Psychologists describe this as a form of self-protective adaptation. If your environment rewards self-sufficiency and discourages vulnerability, eventually vulnerability begins to feel dangerous, or just embarrassing.
The result is a strange paradox because people who desperately want connection often become experts at surviving without it. Our culture applauds them for it. The woman who never asks for help is called strong. The man who never talks about his struggles is called mature. The person who endlessly sacrifices is called noble. Rarely do we stop to ask whether they are happy.
Then comes the financial dimension.
I think of the people who spent their twenties funding households rather than building lives: the women who postponed dreams because family obligations came first; the men who delayed marriage because younger siblings needed support; the countless urban professionals who became responsible before they had the chance to become themselves. Many eventually wake up in their thirties or forties with stable careers and respectable lives, only to discover an unsettling absence that they never really got around to living for themselves.

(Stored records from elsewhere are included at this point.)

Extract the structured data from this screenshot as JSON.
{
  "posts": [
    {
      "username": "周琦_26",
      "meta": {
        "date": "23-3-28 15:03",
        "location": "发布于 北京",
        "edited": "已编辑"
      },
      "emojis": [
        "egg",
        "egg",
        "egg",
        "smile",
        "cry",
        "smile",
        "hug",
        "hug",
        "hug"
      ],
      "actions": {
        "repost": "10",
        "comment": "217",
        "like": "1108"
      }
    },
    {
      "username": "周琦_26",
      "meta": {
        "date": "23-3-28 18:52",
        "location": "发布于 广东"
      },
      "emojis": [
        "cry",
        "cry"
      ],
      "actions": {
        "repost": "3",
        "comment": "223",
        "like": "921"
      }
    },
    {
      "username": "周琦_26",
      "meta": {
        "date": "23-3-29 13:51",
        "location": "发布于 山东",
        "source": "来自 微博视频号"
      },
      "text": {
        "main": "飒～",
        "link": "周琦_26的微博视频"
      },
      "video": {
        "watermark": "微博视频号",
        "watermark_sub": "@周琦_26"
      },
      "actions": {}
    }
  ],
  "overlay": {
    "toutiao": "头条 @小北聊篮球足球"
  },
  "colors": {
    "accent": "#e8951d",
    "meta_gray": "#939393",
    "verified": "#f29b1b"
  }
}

Of course, this is not an argument against duty. Families matter. Responsibility matters. The problem begins when sacrifice becomes permanent; when self-denial stops being an act of love and becomes a lifelong identity.
Human beings cannot survive on usefulness alone.
We need to be seen beyond our roles. Beyond “good daughter,” “good son,” “dependable employee,” “responsible sibling.” We need spaces where we are valued not for what we provide but for who we are when we stop providing.
Perhaps that is the hidden cost of being good in a desi world. Many of us were taught how to be needed before we were taught how to be known. Being needed can fill your calendar, your wallet, perhaps even your sense of purpose. But being known fills something much harder to reach. Maybe that is why so many seemingly successful, respectable, well-adjusted people still carry an ache they struggle to name: they spent years becoming indispensable to everyone around them, only to discover that indispensability is not intimacy.
The daughter inside the four walls and the son slouched over the work laptop arrive at the same destination from opposite directions. A quiet question awaits them at the end of it: after taking care of everyone else, who will take care of me?